There are several key areas to break down. One is the patient appointment scheduling and a pre-check in registration to do as much as you can before you get to the site. The second is really looking at the logistics of progressing them through the site and expediting that vaccination. The third area is how you can accurately and efficiently get that data into the state systems and other master systems of records.

Use IT's 80/20 rule. Customize as needed but don't go overboard. Smith explained:

We leveraged a lot of the existing systems and solutions we had, but there's obviously some configuration or optimization for the specific use case. One example is a solution that we have from our building technologies called Pro-Watch. It's artificial intelligence based video analytics. We provided the cameras and the intelligence software behind that to monitor traffic flow.

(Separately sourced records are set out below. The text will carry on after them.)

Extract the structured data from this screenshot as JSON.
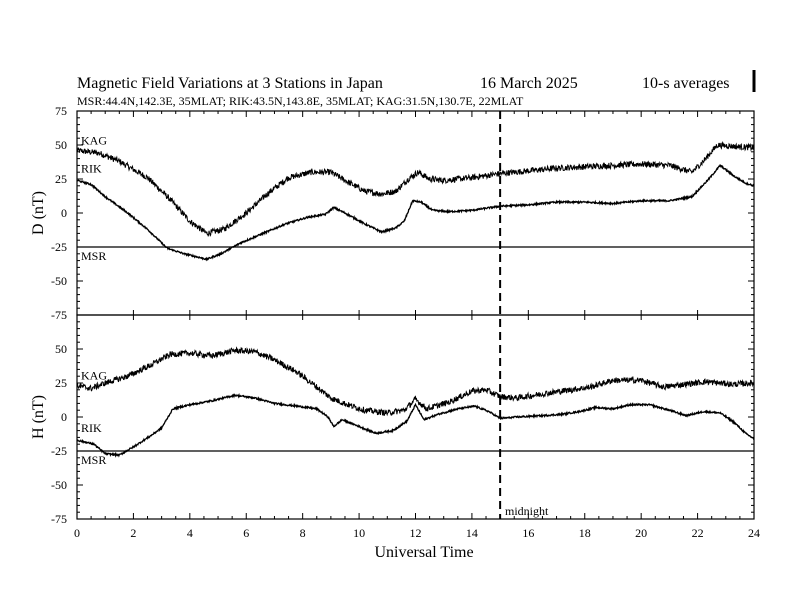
{
  "header": {
    "title": "Magnetic Field Variations at 3 Stations in Japan",
    "date": "16 March   2025",
    "averaging": "10-s averages",
    "stations_line": "MSR:44.4N,142.3E, 35MLAT;  RIK:43.5N,143.8E, 35MLAT;  KAG:31.5N,130.7E, 22MLAT"
  },
  "chart_data": {
    "type": "line",
    "xlabel": "Universal Time",
    "xlim": [
      0,
      24
    ],
    "x_ticks": [
      0,
      2,
      4,
      6,
      8,
      10,
      12,
      14,
      16,
      18,
      20,
      22,
      24
    ],
    "annotation": {
      "x": 15,
      "label": "midnight"
    },
    "panels": [
      {
        "id": "D",
        "ylabel": "D (nT)",
        "ylim": [
          -75,
          75
        ],
        "y_ticks": [
          75,
          50,
          25,
          0,
          -25,
          -50,
          -75
        ],
        "series": [
          {
            "name": "KAG",
            "noise": 2.2,
            "points": [
              [
                0,
                46
              ],
              [
                0.8,
                44
              ],
              [
                1.5,
                38
              ],
              [
                2.5,
                26
              ],
              [
                3.3,
                10
              ],
              [
                4.0,
                -6
              ],
              [
                4.6,
                -15
              ],
              [
                5.2,
                -12
              ],
              [
                6.0,
                0
              ],
              [
                6.8,
                15
              ],
              [
                7.5,
                26
              ],
              [
                8.3,
                30
              ],
              [
                9.0,
                30
              ],
              [
                9.5,
                24
              ],
              [
                10.2,
                16
              ],
              [
                10.8,
                14
              ],
              [
                11.3,
                16
              ],
              [
                11.8,
                26
              ],
              [
                12.1,
                30
              ],
              [
                12.5,
                25
              ],
              [
                13.0,
                24
              ],
              [
                14.0,
                26
              ],
              [
                15.0,
                29
              ],
              [
                16.0,
                31
              ],
              [
                17.0,
                33
              ],
              [
                18.0,
                34
              ],
              [
                19.0,
                35
              ],
              [
                20.0,
                36
              ],
              [
                21.0,
                35
              ],
              [
                21.8,
                30
              ],
              [
                22.2,
                38
              ],
              [
                22.7,
                50
              ],
              [
                23.3,
                49
              ],
              [
                24,
                48
              ]
            ]
          },
          {
            "name": "RIK",
            "noise": 0.6,
            "points": [
              [
                0,
                24
              ],
              [
                0.5,
                21
              ],
              [
                1.0,
                12
              ],
              [
                1.8,
                0
              ],
              [
                2.5,
                -12
              ],
              [
                3.2,
                -26
              ],
              [
                3.8,
                -30
              ],
              [
                4.6,
                -34
              ],
              [
                5.1,
                -30
              ],
              [
                5.8,
                -22
              ],
              [
                6.6,
                -15
              ],
              [
                7.4,
                -8
              ],
              [
                8.2,
                -3
              ],
              [
                8.8,
                -1
              ],
              [
                9.1,
                4
              ],
              [
                9.5,
                0
              ],
              [
                10.2,
                -8
              ],
              [
                10.8,
                -14
              ],
              [
                11.3,
                -11
              ],
              [
                11.6,
                -6
              ],
              [
                11.9,
                9
              ],
              [
                12.2,
                8
              ],
              [
                12.6,
                2
              ],
              [
                13.2,
                1
              ],
              [
                14.0,
                2
              ],
              [
                15.0,
                5
              ],
              [
                16.0,
                6
              ],
              [
                17.0,
                8
              ],
              [
                18.0,
                8
              ],
              [
                19.0,
                7
              ],
              [
                20.0,
                9
              ],
              [
                21.0,
                9
              ],
              [
                21.8,
                12
              ],
              [
                22.4,
                25
              ],
              [
                22.8,
                35
              ],
              [
                23.3,
                27
              ],
              [
                23.7,
                22
              ],
              [
                24,
                20
              ]
            ]
          },
          {
            "name": "MSR",
            "noise": 0,
            "points": [
              [
                0,
                -25
              ],
              [
                24,
                -25
              ]
            ]
          }
        ]
      },
      {
        "id": "H",
        "ylabel": "H (nT)",
        "ylim": [
          -75,
          75
        ],
        "y_ticks": [
          75,
          50,
          25,
          0,
          -25,
          -50,
          -75
        ],
        "series": [
          {
            "name": "KAG",
            "noise": 2.2,
            "points": [
              [
                0,
                23
              ],
              [
                0.5,
                21
              ],
              [
                1.0,
                25
              ],
              [
                1.8,
                30
              ],
              [
                2.6,
                38
              ],
              [
                3.3,
                46
              ],
              [
                4.0,
                47
              ],
              [
                4.8,
                45
              ],
              [
                5.6,
                49
              ],
              [
                6.3,
                48
              ],
              [
                7.0,
                42
              ],
              [
                7.8,
                33
              ],
              [
                8.5,
                22
              ],
              [
                9.0,
                14
              ],
              [
                9.6,
                9
              ],
              [
                10.2,
                5
              ],
              [
                11.0,
                3
              ],
              [
                11.6,
                5
              ],
              [
                12.0,
                13
              ],
              [
                12.4,
                6
              ],
              [
                13.2,
                11
              ],
              [
                14.0,
                19
              ],
              [
                14.5,
                20
              ],
              [
                15.0,
                15
              ],
              [
                15.6,
                14
              ],
              [
                16.5,
                17
              ],
              [
                17.5,
                20
              ],
              [
                18.2,
                22
              ],
              [
                19.0,
                27
              ],
              [
                20.0,
                27
              ],
              [
                20.8,
                22
              ],
              [
                21.5,
                24
              ],
              [
                22.3,
                26
              ],
              [
                23.2,
                24
              ],
              [
                24,
                25
              ]
            ]
          },
          {
            "name": "RIK",
            "noise": 0.6,
            "points": [
              [
                0,
                -17
              ],
              [
                0.6,
                -20
              ],
              [
                1.0,
                -27
              ],
              [
                1.5,
                -28
              ],
              [
                2.0,
                -22
              ],
              [
                2.6,
                -14
              ],
              [
                3.0,
                -8
              ],
              [
                3.4,
                6
              ],
              [
                4.0,
                9
              ],
              [
                4.8,
                12
              ],
              [
                5.6,
                16
              ],
              [
                6.3,
                14
              ],
              [
                7.0,
                10
              ],
              [
                7.8,
                8
              ],
              [
                8.5,
                6
              ],
              [
                8.9,
                0
              ],
              [
                9.1,
                -7
              ],
              [
                9.4,
                -2
              ],
              [
                10.0,
                -7
              ],
              [
                10.6,
                -12
              ],
              [
                11.2,
                -10
              ],
              [
                11.7,
                -3
              ],
              [
                12.0,
                9
              ],
              [
                12.3,
                -2
              ],
              [
                12.8,
                2
              ],
              [
                13.5,
                6
              ],
              [
                14.1,
                8
              ],
              [
                14.6,
                4
              ],
              [
                15.0,
                -1
              ],
              [
                15.6,
                0
              ],
              [
                16.5,
                1
              ],
              [
                17.2,
                2
              ],
              [
                17.8,
                4
              ],
              [
                18.4,
                7
              ],
              [
                19.0,
                6
              ],
              [
                19.6,
                9
              ],
              [
                20.3,
                9
              ],
              [
                21.0,
                5
              ],
              [
                21.6,
                1
              ],
              [
                22.2,
                4
              ],
              [
                22.8,
                3
              ],
              [
                23.3,
                -4
              ],
              [
                23.7,
                -12
              ],
              [
                24,
                -16
              ]
            ]
          },
          {
            "name": "MSR",
            "noise": 0,
            "points": [
              [
                0,
                -25
              ],
              [
                24,
                -25
              ]
            ]
          }
        ]
      }
    ]
  }
}
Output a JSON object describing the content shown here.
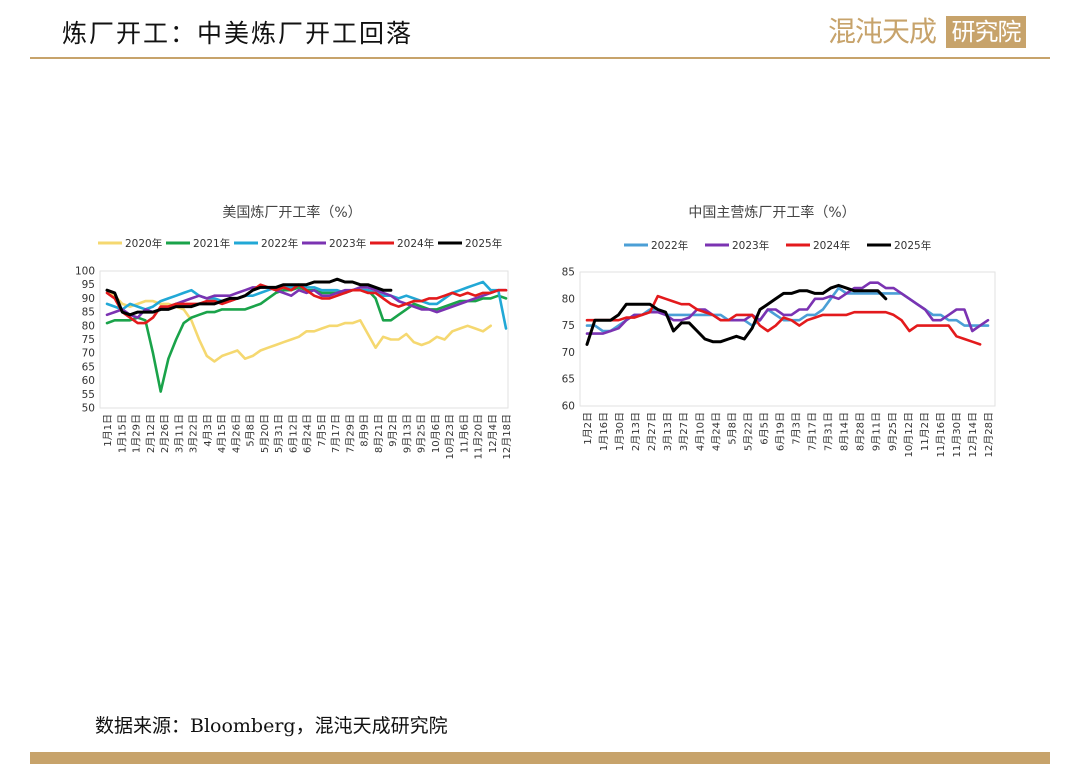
{
  "header": {
    "title": "炼厂开工：中美炼厂开工回落"
  },
  "logo": {
    "text_left": "混沌天成",
    "text_box": "研究院",
    "color": "#c7a36b"
  },
  "footer": {
    "source": "数据来源：Bloomberg，混沌天成研究院"
  },
  "chart_data": [
    {
      "type": "line",
      "title": "美国炼厂开工率（%）",
      "xlabel": "",
      "ylabel": "",
      "ylim": [
        50,
        100
      ],
      "yticks": [
        50,
        55,
        60,
        65,
        70,
        75,
        80,
        85,
        90,
        95,
        100
      ],
      "x_tick_labels": [
        "1月1日",
        "1月15日",
        "1月29日",
        "2月12日",
        "2月26日",
        "3月11日",
        "3月22日",
        "4月3日",
        "4月15日",
        "4月26日",
        "5月8日",
        "5月20日",
        "5月31日",
        "6月12日",
        "6月24日",
        "7月5日",
        "7月17日",
        "7月29日",
        "8月9日",
        "8月21日",
        "9月2日",
        "9月13日",
        "9月25日",
        "10月6日",
        "10月23日",
        "11月6日",
        "11月20日",
        "12月4日",
        "12月18日"
      ],
      "x_count": 53,
      "legend_position": "top",
      "grid": false,
      "series": [
        {
          "name": "2020年",
          "color": "#f5d870",
          "values": [
            93,
            91,
            88,
            87,
            88,
            89,
            89,
            88,
            88,
            87,
            86,
            82,
            75,
            69,
            67,
            69,
            70,
            71,
            68,
            69,
            71,
            72,
            73,
            74,
            75,
            76,
            78,
            78,
            79,
            80,
            80,
            81,
            81,
            82,
            77,
            72,
            76,
            75,
            75,
            77,
            74,
            73,
            74,
            76,
            75,
            78,
            79,
            80,
            79,
            78,
            80,
            null,
            null
          ]
        },
        {
          "name": "2021年",
          "color": "#1aa34a",
          "values": [
            81,
            82,
            82,
            82,
            83,
            82,
            70,
            56,
            68,
            75,
            81,
            83,
            84,
            85,
            85,
            86,
            86,
            86,
            86,
            87,
            88,
            90,
            92,
            93,
            93,
            94,
            93,
            93,
            92,
            92,
            92,
            92,
            93,
            93,
            93,
            90,
            82,
            82,
            84,
            86,
            88,
            87,
            86,
            86,
            87,
            88,
            89,
            89,
            89,
            90,
            90,
            91,
            90
          ]
        },
        {
          "name": "2022年",
          "color": "#21a8d6",
          "values": [
            88,
            87,
            86,
            88,
            87,
            86,
            87,
            89,
            90,
            91,
            92,
            93,
            91,
            90,
            90,
            89,
            89,
            90,
            91,
            91,
            92,
            93,
            94,
            94,
            94,
            95,
            94,
            94,
            93,
            93,
            93,
            92,
            93,
            93,
            93,
            92,
            91,
            91,
            90,
            91,
            90,
            89,
            88,
            88,
            90,
            92,
            93,
            94,
            95,
            96,
            93,
            93,
            79
          ]
        },
        {
          "name": "2023年",
          "color": "#7b33b2",
          "values": [
            84,
            85,
            86,
            84,
            83,
            86,
            85,
            86,
            87,
            88,
            89,
            90,
            91,
            90,
            91,
            91,
            91,
            92,
            93,
            94,
            94,
            94,
            93,
            92,
            91,
            93,
            92,
            93,
            91,
            91,
            92,
            93,
            93,
            94,
            94,
            93,
            92,
            91,
            89,
            88,
            87,
            86,
            86,
            85,
            86,
            87,
            88,
            89,
            90,
            91,
            92,
            93,
            93
          ]
        },
        {
          "name": "2024年",
          "color": "#e31a1c",
          "values": [
            92,
            90,
            85,
            83,
            81,
            81,
            83,
            87,
            87,
            88,
            88,
            88,
            88,
            89,
            89,
            88,
            89,
            90,
            91,
            93,
            95,
            94,
            93,
            94,
            93,
            95,
            93,
            91,
            90,
            90,
            91,
            92,
            93,
            93,
            92,
            92,
            90,
            88,
            87,
            88,
            89,
            89,
            90,
            90,
            91,
            92,
            91,
            92,
            91,
            92,
            92,
            93,
            93
          ]
        },
        {
          "name": "2025年",
          "color": "#000000",
          "values": [
            93,
            92,
            85,
            84,
            85,
            85,
            85,
            86,
            86,
            87,
            87,
            87,
            88,
            88,
            88,
            89,
            90,
            90,
            91,
            93,
            94,
            94,
            94,
            95,
            95,
            95,
            95,
            96,
            96,
            96,
            97,
            96,
            96,
            95,
            95,
            94,
            93,
            93,
            null,
            null,
            null,
            null,
            null,
            null,
            null,
            null,
            null,
            null,
            null,
            null,
            null,
            null,
            null
          ]
        }
      ]
    },
    {
      "type": "line",
      "title": "中国主营炼厂开工率（%）",
      "xlabel": "",
      "ylabel": "",
      "ylim": [
        60,
        85
      ],
      "yticks": [
        60,
        65,
        70,
        75,
        80,
        85
      ],
      "x_tick_labels": [
        "1月2日",
        "1月16日",
        "1月30日",
        "2月13日",
        "2月27日",
        "3月13日",
        "3月27日",
        "4月10日",
        "4月24日",
        "5月8日",
        "5月22日",
        "6月5日",
        "6月19日",
        "7月3日",
        "7月17日",
        "7月31日",
        "8月14日",
        "8月28日",
        "9月11日",
        "9月25日",
        "10月12日",
        "11月2日",
        "11月16日",
        "11月30日",
        "12月14日",
        "12月28日"
      ],
      "x_count": 52,
      "legend_position": "top",
      "grid": false,
      "series": [
        {
          "name": "2022年",
          "color": "#4b9fd6",
          "values": [
            75,
            75,
            74,
            74,
            75,
            76,
            77,
            77,
            78,
            78,
            77,
            77,
            77,
            77,
            77,
            77,
            77,
            77,
            76,
            76,
            76,
            75,
            76,
            78,
            77,
            76,
            76,
            76,
            77,
            77,
            78,
            80,
            82,
            81,
            81,
            81,
            81,
            81,
            81,
            81,
            81,
            80,
            79,
            78,
            77,
            77,
            76,
            76,
            75,
            75,
            75,
            75
          ]
        },
        {
          "name": "2023年",
          "color": "#7b33b2",
          "values": [
            73.5,
            73.5,
            73.5,
            74,
            74.5,
            76,
            77,
            77,
            77.5,
            77.5,
            77,
            76,
            76,
            76.5,
            78,
            78,
            77,
            76,
            76,
            76,
            76,
            77,
            76,
            78,
            78,
            77,
            77,
            78,
            78,
            80,
            80,
            80.5,
            80,
            81,
            82,
            82,
            83,
            83,
            82,
            82,
            81,
            80,
            79,
            78,
            76,
            76,
            77,
            78,
            78,
            74,
            75,
            76
          ]
        },
        {
          "name": "2024年",
          "color": "#e31a1c",
          "values": [
            76,
            76,
            76,
            76,
            76,
            76.5,
            76.5,
            77,
            77.5,
            80.5,
            80,
            79.5,
            79,
            79,
            78,
            77.5,
            77,
            76,
            76,
            77,
            77,
            77,
            75,
            74,
            75,
            76.5,
            76,
            75,
            76,
            76.5,
            77,
            77,
            77,
            77,
            77.5,
            77.5,
            77.5,
            77.5,
            77.5,
            77,
            76,
            74,
            75,
            75,
            75,
            75,
            75,
            73,
            72.5,
            72,
            71.5,
            null
          ]
        },
        {
          "name": "2025年",
          "color": "#000000",
          "values": [
            71.5,
            76,
            76,
            76,
            77,
            79,
            79,
            79,
            79,
            78,
            77.5,
            74,
            75.5,
            75.5,
            74,
            72.5,
            72,
            72,
            72.5,
            73,
            72.5,
            74.5,
            78,
            79,
            80,
            81,
            81,
            81.5,
            81.5,
            81,
            81,
            82,
            82.5,
            82,
            81.5,
            81.5,
            81.5,
            81.5,
            80,
            null,
            null,
            null,
            null,
            null,
            null,
            null,
            null,
            null,
            null,
            null,
            null,
            null
          ]
        }
      ]
    }
  ]
}
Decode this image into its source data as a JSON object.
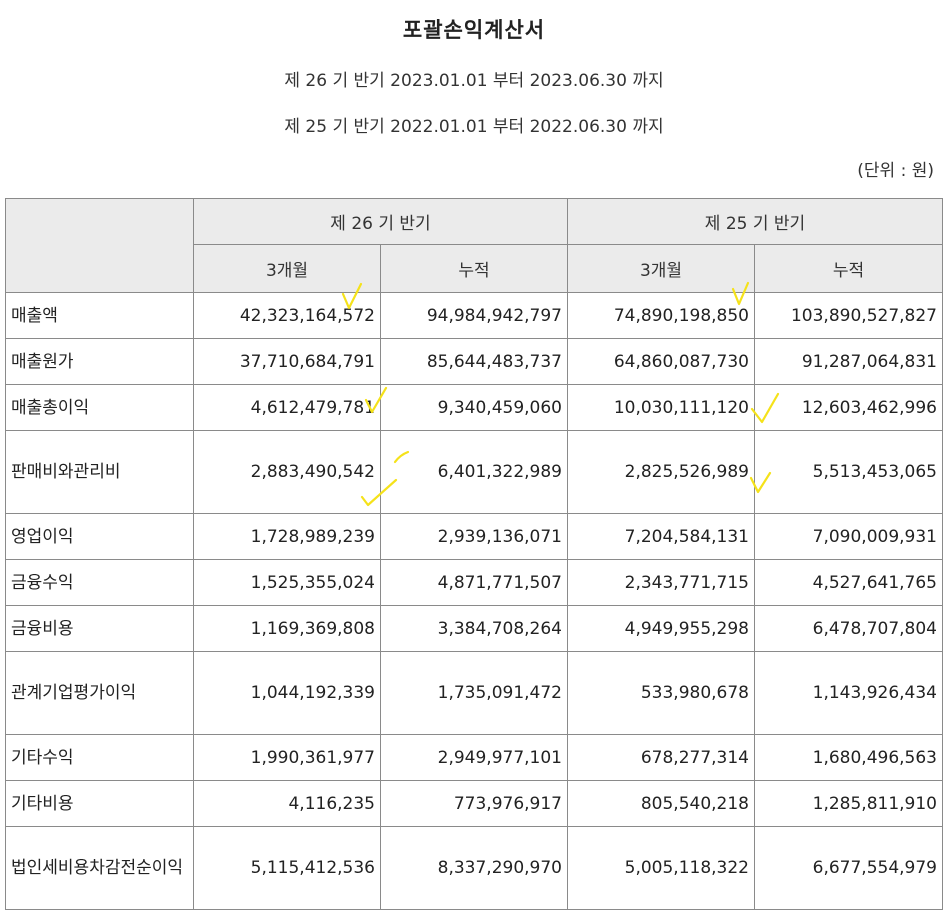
{
  "header": {
    "title": "포괄손익계산서",
    "period_current": "제 26 기 반기 2023.01.01 부터 2023.06.30 까지",
    "period_prior": "제 25 기 반기 2022.01.01 부터 2022.06.30 까지",
    "unit": "(단위 : 원)"
  },
  "table": {
    "group_headers": [
      "제 26 기 반기",
      "제 25 기 반기"
    ],
    "sub_headers": [
      "3개월",
      "누적",
      "3개월",
      "누적"
    ],
    "rows": [
      {
        "label": "매출액",
        "values": [
          "42,323,164,572",
          "94,984,942,797",
          "74,890,198,850",
          "103,890,527,827"
        ]
      },
      {
        "label": "매출원가",
        "values": [
          "37,710,684,791",
          "85,644,483,737",
          "64,860,087,730",
          "91,287,064,831"
        ]
      },
      {
        "label": "매출총이익",
        "values": [
          "4,612,479,781",
          "9,340,459,060",
          "10,030,111,120",
          "12,603,462,996"
        ]
      },
      {
        "label": "판매비와관리비",
        "values": [
          "2,883,490,542",
          "6,401,322,989",
          "2,825,526,989",
          "5,513,453,065"
        ]
      },
      {
        "label": "영업이익",
        "values": [
          "1,728,989,239",
          "2,939,136,071",
          "7,204,584,131",
          "7,090,009,931"
        ]
      },
      {
        "label": "금융수익",
        "values": [
          "1,525,355,024",
          "4,871,771,507",
          "2,343,771,715",
          "4,527,641,765"
        ]
      },
      {
        "label": "금융비용",
        "values": [
          "1,169,369,808",
          "3,384,708,264",
          "4,949,955,298",
          "6,478,707,804"
        ]
      },
      {
        "label": "관계기업평가이익",
        "values": [
          "1,044,192,339",
          "1,735,091,472",
          "533,980,678",
          "1,143,926,434"
        ]
      },
      {
        "label": "기타수익",
        "values": [
          "1,990,361,977",
          "2,949,977,101",
          "678,277,314",
          "1,680,496,563"
        ]
      },
      {
        "label": "기타비용",
        "values": [
          "4,116,235",
          "773,976,917",
          "805,540,218",
          "1,285,811,910"
        ]
      },
      {
        "label": "법인세비용차감전순이익",
        "values": [
          "5,115,412,536",
          "8,337,290,970",
          "5,005,118,322",
          "6,677,554,979"
        ]
      }
    ]
  },
  "annotations": {
    "color": "#f5e21a"
  }
}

As cars are pulling up in the drive-through clinic, we're now able to detect wait time, queue time, looking at where there were bottlenecks. Then we would dynamically change that throughout the weekend on where do we need more lanes, where do we maybe need a different checkpoint to increase processing time? So that's just one example of where we're using existing technology and just tweaking it a little bit to really solve the purpose at hand.

Be prepared to continually discover gaps and fill them. Smith said Atrium had a robust internal medical record system that had the data the state needed to capture. The state created a new system to capture and aggregate vaccine demand. The problem? There was no mass import capability and the systems relied on manual data entry in a Web form. That approach didn't scale and required a new approach.

Smith said:

When you're processing 1,000s and 1,000s of patients a day, that can get very intensive on the backend data entry of having several people or several dozen people really keying in information.

So that was one area that we identified a bottleneck for processing. We came out with an automated barcode scanning solution that really took that patient entry time from five to 10 minutes down to under a minute for Atrium and their workforce over that weekend. That was one big aha moment is how to provide that data processing faster.

Iteration isn't going to end. Smith said:

The way that we drive iteration is don't expect perfection the first time but get something out there that you can test. It wasn't testing for the massive vaccination. It was okay, we found out on Friday, let's develop and iterate over the weekend jointly with Atrium. They are a great partner. And get something where they can test in their small clinics on Monday. We did that, and we found some stuff that was wrong, and didn't quite load the data properly, or didn't quite perform the analytics correctly.

We iterated Monday, Tuesday, Wednesday to a point where we had a really successful go live on Thursday. Continued to make improvements, so by the end of the weekend, we were even driving more efficiency and exceeding the throughput by 7% or 8% at the Speedway than the original target.